You actually have two mercenary slots, with one “permanent” position following you around the field of battle (like with hirelings in Diablo 2 and followers in Diablo 3) and one “call-in” position. The latter can be set to appear as often as possible, as it operates on a cooldown, or when a specific ability is triggered. For example, I had a charming demonic child appear and deliver a gout of flame whenever I shot my lightning spell, ensuring I didn’t waste his call-in when I was just attacking a single weak enemy.
Just playing through the campaign gives you plenty of opportunities to test out new abilities, mercenaries and items, and the epilogue quest Deeds of a Champion rather naturally rolls you into the proper end-game content. Here, a story character introduces each of the various dungeons as ways to protect the city and beat back the forces of evil. There’s a truly dizzying array of options here, each with their own currency and/or progression system, and that’s on top of the usual side quests, cellars and ability dungeons that you’ll find while roaming across the map.
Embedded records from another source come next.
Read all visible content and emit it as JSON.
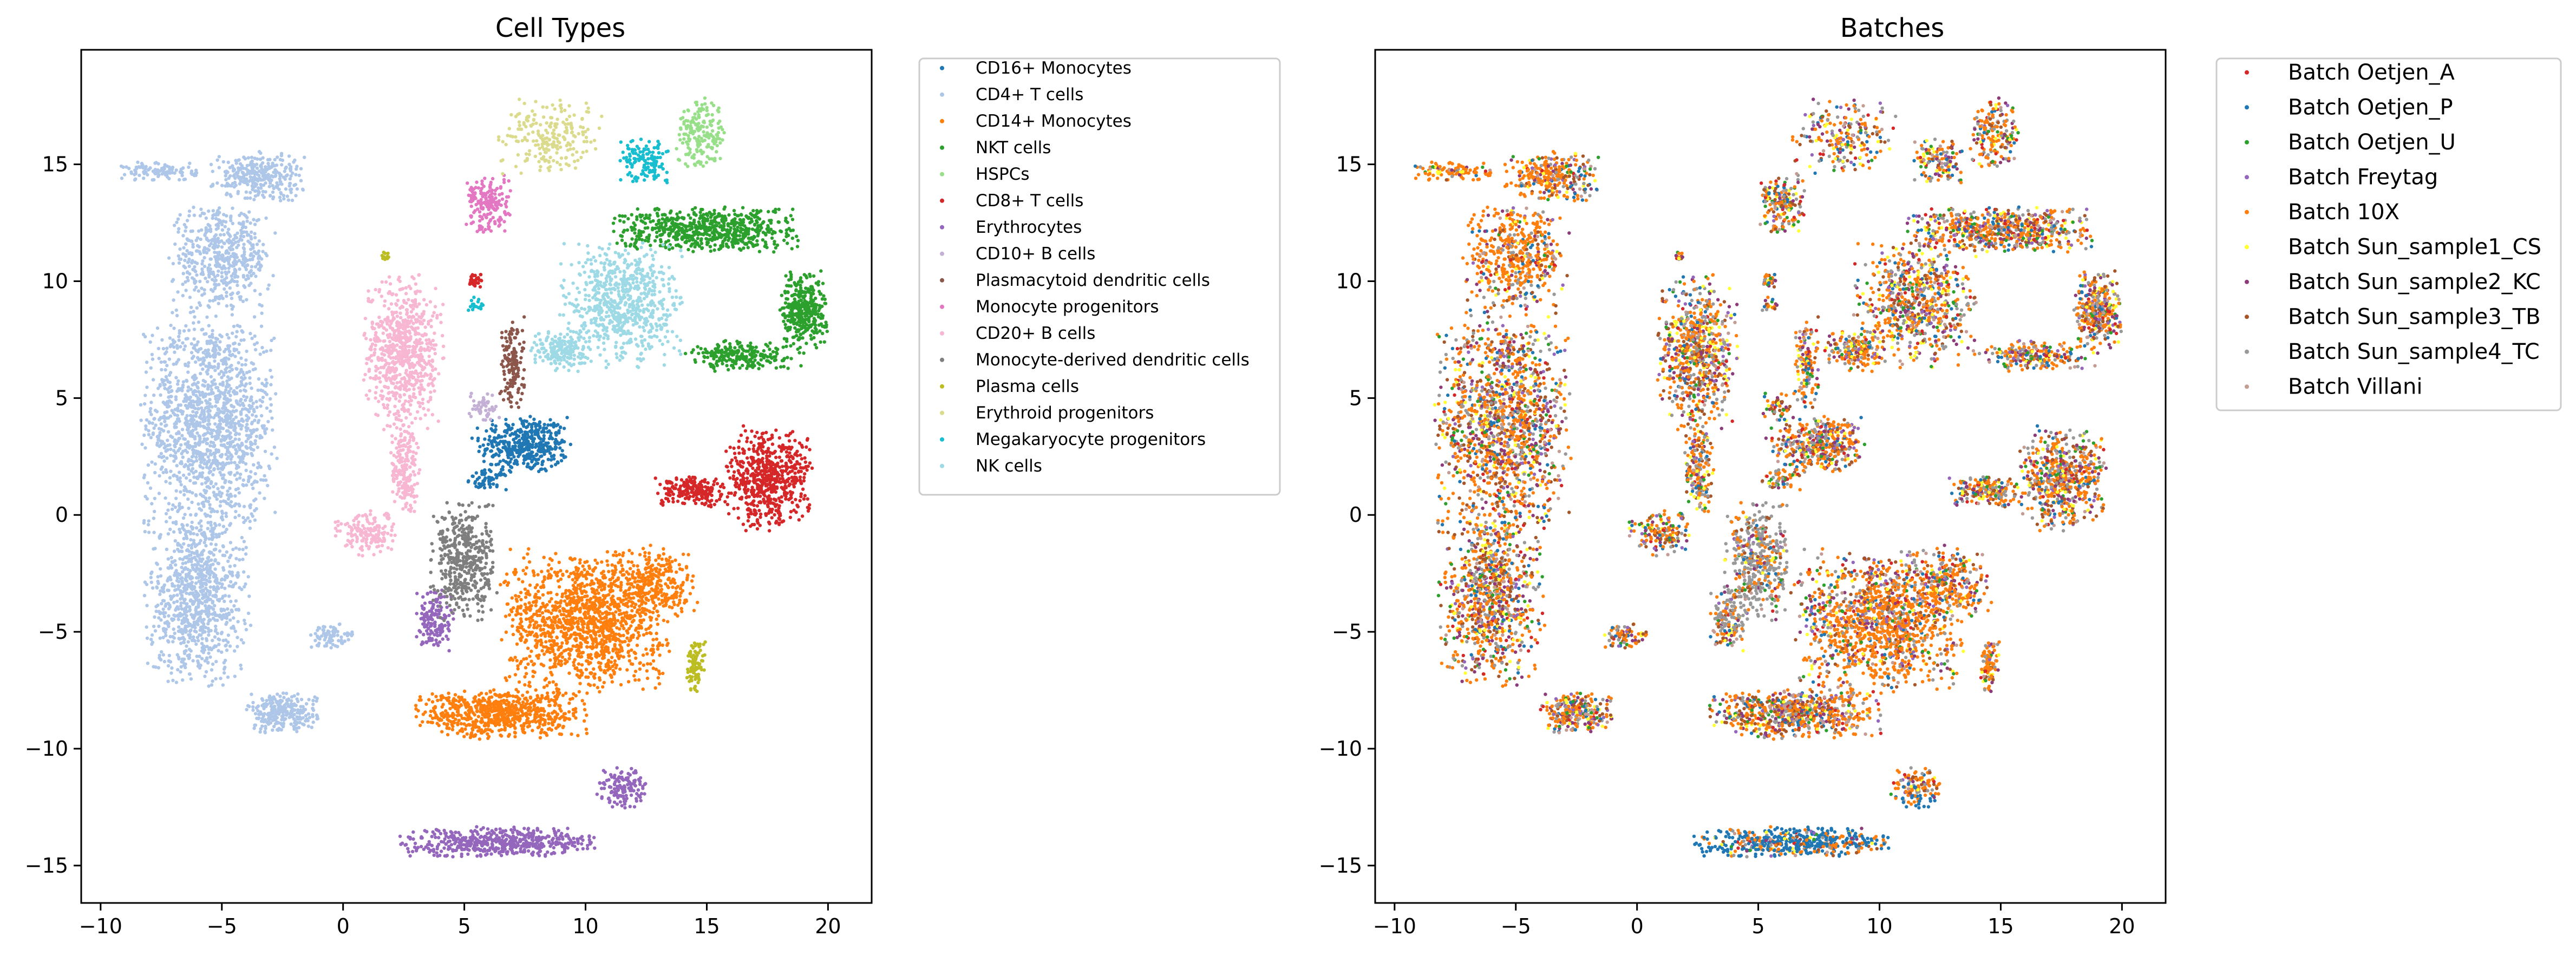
{
  "chart_data": [
    {
      "type": "scatter",
      "title": "Cell Types",
      "xlabel": "",
      "ylabel": "",
      "xlim": [
        -10.8,
        21.8
      ],
      "ylim": [
        -16.6,
        19.9
      ],
      "xticks": [
        -10,
        -5,
        0,
        5,
        10,
        15,
        20
      ],
      "yticks": [
        -15,
        -10,
        -5,
        0,
        5,
        10,
        15
      ],
      "xtick_labels": [
        "−10",
        "−5",
        "0",
        "5",
        "10",
        "15",
        "20"
      ],
      "ytick_labels": [
        "−15",
        "−10",
        "−5",
        "0",
        "5",
        "10",
        "15"
      ],
      "grid": false,
      "legend_position": "outside-right-top",
      "series": [
        {
          "name": "CD16+ Monocytes",
          "color": "#1f77b4",
          "clusters": [
            {
              "cx": 7.5,
              "cy": 3.0,
              "rx": 1.8,
              "ry": 1.2,
              "n": 420,
              "shape": "blob"
            },
            {
              "cx": 6.0,
              "cy": 1.5,
              "rx": 0.8,
              "ry": 0.4,
              "n": 60,
              "shape": "blob"
            }
          ]
        },
        {
          "name": "CD4+ T cells",
          "color": "#aec7e8",
          "clusters": [
            {
              "cx": -5.5,
              "cy": 4.0,
              "rx": 2.6,
              "ry": 4.5,
              "n": 1400,
              "shape": "blob"
            },
            {
              "cx": -6.0,
              "cy": -3.5,
              "rx": 2.0,
              "ry": 3.5,
              "n": 900,
              "shape": "blob"
            },
            {
              "cx": -5.0,
              "cy": 11.0,
              "rx": 2.0,
              "ry": 2.0,
              "n": 500,
              "shape": "blob"
            },
            {
              "cx": -3.5,
              "cy": 14.5,
              "rx": 1.8,
              "ry": 1.0,
              "n": 300,
              "shape": "blob"
            },
            {
              "cx": -7.5,
              "cy": 14.7,
              "rx": 1.5,
              "ry": 0.4,
              "n": 100,
              "shape": "blob"
            },
            {
              "cx": -2.5,
              "cy": -8.5,
              "rx": 1.4,
              "ry": 0.8,
              "n": 260,
              "shape": "blob"
            },
            {
              "cx": -0.5,
              "cy": -5.2,
              "rx": 0.9,
              "ry": 0.5,
              "n": 80,
              "shape": "blob"
            }
          ]
        },
        {
          "name": "CD14+ Monocytes",
          "color": "#ff7f0e",
          "clusters": [
            {
              "cx": 10.0,
              "cy": -4.5,
              "rx": 3.2,
              "ry": 2.8,
              "n": 1300,
              "shape": "blob"
            },
            {
              "cx": 6.5,
              "cy": -8.5,
              "rx": 3.3,
              "ry": 1.0,
              "n": 700,
              "shape": "blob"
            },
            {
              "cx": 13.0,
              "cy": -3.0,
              "rx": 1.5,
              "ry": 1.5,
              "n": 260,
              "shape": "blob"
            }
          ]
        },
        {
          "name": "NKT cells",
          "color": "#2ca02c",
          "clusters": [
            {
              "cx": 15.0,
              "cy": 12.2,
              "rx": 3.5,
              "ry": 0.9,
              "n": 650,
              "shape": "blob"
            },
            {
              "cx": 19.0,
              "cy": 8.8,
              "rx": 0.9,
              "ry": 1.5,
              "n": 350,
              "shape": "blob"
            },
            {
              "cx": 16.5,
              "cy": 6.8,
              "rx": 2.3,
              "ry": 0.6,
              "n": 220,
              "shape": "blob"
            }
          ]
        },
        {
          "name": "HSPCs",
          "color": "#98df8a",
          "clusters": [
            {
              "cx": 14.8,
              "cy": 16.3,
              "rx": 1.0,
              "ry": 1.4,
              "n": 180,
              "shape": "blob"
            }
          ]
        },
        {
          "name": "CD8+ T cells",
          "color": "#d62728",
          "clusters": [
            {
              "cx": 17.5,
              "cy": 1.5,
              "rx": 1.7,
              "ry": 2.0,
              "n": 600,
              "shape": "blob"
            },
            {
              "cx": 14.5,
              "cy": 1.0,
              "rx": 1.5,
              "ry": 0.6,
              "n": 200,
              "shape": "blob"
            },
            {
              "cx": 5.5,
              "cy": 10.0,
              "rx": 0.3,
              "ry": 0.3,
              "n": 30,
              "shape": "blob"
            }
          ]
        },
        {
          "name": "Erythrocytes",
          "color": "#9467bd",
          "clusters": [
            {
              "cx": 6.5,
              "cy": -14.0,
              "rx": 3.8,
              "ry": 0.6,
              "n": 520,
              "shape": "blob"
            },
            {
              "cx": 11.5,
              "cy": -11.7,
              "rx": 1.0,
              "ry": 0.8,
              "n": 140,
              "shape": "blob"
            },
            {
              "cx": 3.8,
              "cy": -4.5,
              "rx": 0.7,
              "ry": 1.4,
              "n": 160,
              "shape": "blob"
            }
          ]
        },
        {
          "name": "CD10+ B cells",
          "color": "#c5b0d5",
          "clusters": [
            {
              "cx": 5.8,
              "cy": 4.6,
              "rx": 0.6,
              "ry": 0.6,
              "n": 50,
              "shape": "blob"
            }
          ]
        },
        {
          "name": "Plasmacytoid dendritic cells",
          "color": "#8c564b",
          "clusters": [
            {
              "cx": 7.0,
              "cy": 6.5,
              "rx": 0.5,
              "ry": 1.8,
              "n": 140,
              "shape": "blob"
            }
          ]
        },
        {
          "name": "Monocyte progenitors",
          "color": "#e377c2",
          "clusters": [
            {
              "cx": 6.0,
              "cy": 13.3,
              "rx": 0.9,
              "ry": 1.2,
              "n": 180,
              "shape": "blob"
            }
          ]
        },
        {
          "name": "CD20+ B cells",
          "color": "#f7b6d2",
          "clusters": [
            {
              "cx": 2.5,
              "cy": 7.0,
              "rx": 1.5,
              "ry": 3.0,
              "n": 700,
              "shape": "blob"
            },
            {
              "cx": 1.0,
              "cy": -0.8,
              "rx": 1.2,
              "ry": 0.9,
              "n": 160,
              "shape": "blob"
            },
            {
              "cx": 2.5,
              "cy": 2.0,
              "rx": 0.6,
              "ry": 1.8,
              "n": 200,
              "shape": "blob"
            }
          ]
        },
        {
          "name": "Monocyte-derived dendritic cells",
          "color": "#7f7f7f",
          "clusters": [
            {
              "cx": 5.0,
              "cy": -2.0,
              "rx": 1.3,
              "ry": 2.3,
              "n": 430,
              "shape": "blob"
            }
          ]
        },
        {
          "name": "Plasma cells",
          "color": "#bcbd22",
          "clusters": [
            {
              "cx": 14.5,
              "cy": -6.5,
              "rx": 0.4,
              "ry": 1.2,
              "n": 90,
              "shape": "blob"
            },
            {
              "cx": 1.8,
              "cy": 11.1,
              "rx": 0.2,
              "ry": 0.2,
              "n": 15,
              "shape": "blob"
            }
          ]
        },
        {
          "name": "Erythroid progenitors",
          "color": "#dbdb8d",
          "clusters": [
            {
              "cx": 8.5,
              "cy": 16.2,
              "rx": 2.0,
              "ry": 1.5,
              "n": 220,
              "shape": "blob"
            }
          ]
        },
        {
          "name": "Megakaryocyte progenitors",
          "color": "#17becf",
          "clusters": [
            {
              "cx": 12.5,
              "cy": 15.2,
              "rx": 1.0,
              "ry": 0.9,
              "n": 130,
              "shape": "blob"
            },
            {
              "cx": 5.5,
              "cy": 9.0,
              "rx": 0.3,
              "ry": 0.4,
              "n": 20,
              "shape": "blob"
            }
          ]
        },
        {
          "name": "NK cells",
          "color": "#9edae5",
          "clusters": [
            {
              "cx": 11.5,
              "cy": 9.0,
              "rx": 2.3,
              "ry": 2.5,
              "n": 700,
              "shape": "blob"
            },
            {
              "cx": 9.0,
              "cy": 7.0,
              "rx": 1.2,
              "ry": 0.8,
              "n": 180,
              "shape": "blob"
            }
          ]
        }
      ]
    },
    {
      "type": "scatter",
      "title": "Batches",
      "xlabel": "",
      "ylabel": "",
      "xlim": [
        -10.8,
        21.8
      ],
      "ylim": [
        -16.6,
        19.9
      ],
      "xticks": [
        -10,
        -5,
        0,
        5,
        10,
        15,
        20
      ],
      "yticks": [
        -15,
        -10,
        -5,
        0,
        5,
        10,
        15
      ],
      "xtick_labels": [
        "−10",
        "−5",
        "0",
        "5",
        "10",
        "15",
        "20"
      ],
      "ytick_labels": [
        "−15",
        "−10",
        "−5",
        "0",
        "5",
        "10",
        "15"
      ],
      "grid": false,
      "legend_position": "outside-right-top",
      "series": [
        {
          "name": "Batch Oetjen_A",
          "color": "#d62728"
        },
        {
          "name": "Batch Oetjen_P",
          "color": "#1f77b4"
        },
        {
          "name": "Batch Oetjen_U",
          "color": "#2ca02c"
        },
        {
          "name": "Batch Freytag",
          "color": "#9467bd"
        },
        {
          "name": "Batch 10X",
          "color": "#ff7f0e"
        },
        {
          "name": "Batch Sun_sample1_CS",
          "color": "#ffff33"
        },
        {
          "name": "Batch Sun_sample2_KC",
          "color": "#8c3a7a"
        },
        {
          "name": "Batch Sun_sample3_TB",
          "color": "#a65628"
        },
        {
          "name": "Batch Sun_sample4_TC",
          "color": "#999999"
        },
        {
          "name": "Batch Villani",
          "color": "#c49c94"
        }
      ]
    }
  ]
}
I enjoyed trying each of these, especially the Kurast Undercity dungeons that push you to try to complete them while on a strict time limit. There’s even a new co-op Dark Citadel mode, which reminds me of a MMO-style raid, for two to four players. Thankfully, there’s a new party finder feature that makes it relatively straightforward to explore the dungeon’s three wings even if you don’t have a willing friend online at the time. The gameplay here includes more puzzles than your typical dungeon, and is one of the better ways to get good loot – though it requires you reach the torment difficulty levels.
In general, I found that it’s worth pushing up your difficulty aggressively, as you find better loot and earn more XP and gold once you go beyond normal to hard (the highest difficulty you can start with), expert (accessible after finishing the campaign’s prologue) and penitent (accessible after finishing the original campaign). The game is also just more fun – at least for me – with the genuine fear that I might die if I encounter a particularly tough enemy or get lazy when slinging my spells.
Unlike the original game, I never found myself dying in what I perceived to be an “unfair” way – there are still matyrdom-from-Call-of-Duty-style explosions, blobs of fire or poision that can wipe out your health in an instant, but they’re well telegraphed and are only a real issue in extremely confined spaces. I did find some small bugs here and there – a few elite enemies with the name “!! MISSING RARE NAME” and a few side quests that couldn’t be completed because the relevant NPCs didn’t turn up – but this is still the most polished that Diablo 4 has feeled since I started playing.
That extends to the graphics too, which are still stunning in 2024. This is a game that really benefits from playing on a great monitor or TV – ideally an OLED for its contrast and HDR presentation – but it scales well too, with the game still running fine on a PC handheld or an older laptop.
With so many options to explore and the promise of ever more powerful and unique gear to discover, it’s hard for me to imagine that I’ll be bored of Vessel of Hatred’s post-game any time soon. Of course, there’s always the option to totally respec your character or begin a new one of a different class if you want to really change up how the game plays.
For me, I’ll be quite happy with my lightning-powered cartwheeling spiritborn adventurer for the foreseeable future. I don’t know if there’s enough here to keep me fully engaged until the next expansion rolls around in a year or two, but Vessel of Hatred has sunk its claws into me in a way that the base game never did.
A copy of Diablo 4: Vessel of Hatred Ultimate Edition was provided for review by Activision Blizzard.